Like so many of us, I have been fascinated with the Rachel Dolezal story. I just finished watching the Today Show interview with Matt Lauer and as I watched, all I could think was no matter what your opinion of her, this whole situation feels like a racial tipping point for our country. No longer can we sweep difficult discussion about race under the rug because they are "uncomfortable." Now we have an impetus to start having the conversations that our white privilege has afforded us the luxury of ignoring.
While Dolezal has been painted as a deceptive villain in recent days, what struck me about her interview is how complex humans really are. Rachel is not all bad or all good. There are facets of her behavior that we can feel compassion for and others where we can clearly question her motives.
It's easy for us to try to paint a person as one thing. As teachers, we have a tendency to do this with our students: the bully, the bookworm, the slacker. But in reality, our students are complex and lead rich lives beyond our classroom walls. The same is true for all of us, even those we publicly shame on social media.
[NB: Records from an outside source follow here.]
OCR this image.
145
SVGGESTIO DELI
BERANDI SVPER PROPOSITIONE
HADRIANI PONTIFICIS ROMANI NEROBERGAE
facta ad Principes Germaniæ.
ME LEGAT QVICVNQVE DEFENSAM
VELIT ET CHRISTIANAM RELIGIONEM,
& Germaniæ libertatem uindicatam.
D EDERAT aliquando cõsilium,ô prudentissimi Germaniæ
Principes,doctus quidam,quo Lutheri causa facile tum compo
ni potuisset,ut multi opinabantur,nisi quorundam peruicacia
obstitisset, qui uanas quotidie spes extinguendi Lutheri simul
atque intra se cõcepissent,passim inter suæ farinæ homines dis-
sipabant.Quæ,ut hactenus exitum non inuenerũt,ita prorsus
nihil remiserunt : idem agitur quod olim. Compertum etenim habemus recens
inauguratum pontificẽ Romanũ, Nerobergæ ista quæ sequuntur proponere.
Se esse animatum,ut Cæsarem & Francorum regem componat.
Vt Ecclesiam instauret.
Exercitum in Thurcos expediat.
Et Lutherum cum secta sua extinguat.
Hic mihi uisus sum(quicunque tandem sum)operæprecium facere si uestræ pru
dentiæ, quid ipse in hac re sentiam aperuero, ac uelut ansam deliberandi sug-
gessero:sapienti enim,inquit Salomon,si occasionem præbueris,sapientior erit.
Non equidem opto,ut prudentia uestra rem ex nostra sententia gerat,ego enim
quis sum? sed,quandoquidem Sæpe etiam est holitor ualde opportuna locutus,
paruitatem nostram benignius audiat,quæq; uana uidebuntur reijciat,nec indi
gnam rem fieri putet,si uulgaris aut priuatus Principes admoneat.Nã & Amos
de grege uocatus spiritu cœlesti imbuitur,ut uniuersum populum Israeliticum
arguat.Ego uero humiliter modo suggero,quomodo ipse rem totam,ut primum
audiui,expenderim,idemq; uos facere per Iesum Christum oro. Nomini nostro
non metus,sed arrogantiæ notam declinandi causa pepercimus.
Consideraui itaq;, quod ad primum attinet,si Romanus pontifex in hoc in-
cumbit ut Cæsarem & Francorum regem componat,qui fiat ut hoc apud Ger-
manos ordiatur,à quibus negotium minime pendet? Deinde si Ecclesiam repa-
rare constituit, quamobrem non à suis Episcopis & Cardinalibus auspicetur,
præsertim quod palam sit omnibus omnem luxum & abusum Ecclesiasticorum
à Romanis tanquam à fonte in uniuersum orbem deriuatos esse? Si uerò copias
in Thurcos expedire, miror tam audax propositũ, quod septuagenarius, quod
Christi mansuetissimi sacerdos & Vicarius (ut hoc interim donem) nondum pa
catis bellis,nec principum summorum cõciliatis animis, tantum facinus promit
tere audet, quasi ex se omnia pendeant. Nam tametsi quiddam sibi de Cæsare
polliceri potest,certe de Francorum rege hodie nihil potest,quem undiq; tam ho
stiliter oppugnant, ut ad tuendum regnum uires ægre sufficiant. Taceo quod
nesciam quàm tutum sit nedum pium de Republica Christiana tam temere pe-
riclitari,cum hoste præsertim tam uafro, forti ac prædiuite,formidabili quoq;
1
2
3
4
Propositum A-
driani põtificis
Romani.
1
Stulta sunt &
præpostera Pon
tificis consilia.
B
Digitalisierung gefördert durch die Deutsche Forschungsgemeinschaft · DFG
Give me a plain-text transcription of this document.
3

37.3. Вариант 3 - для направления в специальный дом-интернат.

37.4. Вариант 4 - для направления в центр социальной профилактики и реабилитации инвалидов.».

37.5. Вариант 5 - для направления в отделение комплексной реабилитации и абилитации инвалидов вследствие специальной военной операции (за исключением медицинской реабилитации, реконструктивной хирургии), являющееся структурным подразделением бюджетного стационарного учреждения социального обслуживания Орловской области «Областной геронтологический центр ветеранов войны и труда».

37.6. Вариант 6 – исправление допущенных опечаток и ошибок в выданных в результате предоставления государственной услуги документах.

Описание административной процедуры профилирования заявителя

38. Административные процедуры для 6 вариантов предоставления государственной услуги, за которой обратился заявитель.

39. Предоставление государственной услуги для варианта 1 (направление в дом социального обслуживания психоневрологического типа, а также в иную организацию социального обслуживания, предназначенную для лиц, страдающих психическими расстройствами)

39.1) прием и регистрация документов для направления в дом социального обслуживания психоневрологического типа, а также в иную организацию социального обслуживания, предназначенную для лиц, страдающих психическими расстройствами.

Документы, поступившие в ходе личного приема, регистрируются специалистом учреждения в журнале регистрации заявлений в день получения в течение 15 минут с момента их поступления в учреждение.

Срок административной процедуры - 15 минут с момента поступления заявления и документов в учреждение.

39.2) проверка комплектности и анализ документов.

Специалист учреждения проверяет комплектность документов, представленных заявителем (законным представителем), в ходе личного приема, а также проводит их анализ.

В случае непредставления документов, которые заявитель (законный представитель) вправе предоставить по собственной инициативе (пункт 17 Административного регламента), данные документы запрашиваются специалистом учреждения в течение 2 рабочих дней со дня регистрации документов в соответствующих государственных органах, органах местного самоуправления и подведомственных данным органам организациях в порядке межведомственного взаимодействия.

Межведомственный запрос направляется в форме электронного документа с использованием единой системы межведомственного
Once the public feelings of outrage and schadenfreude along with the sensationalistic media fallout has subsided, what is left behind I think will perhaps be a milestone for race relations in the U.S. As much as I've been perplexed, on occasion outraged, and even a tad amused as this story has unfolded, what I keep coming back to is that Ms. Dolezal is no one thing; she is many things. As are we all. And despite the fact that all of this is happening at her expense, I think she may have inadvertently solidified a cultural practice that will usher in an era when everyone can openly discuss race and matters of identity without it being considered verboten. If some good can come from this, that is my hope.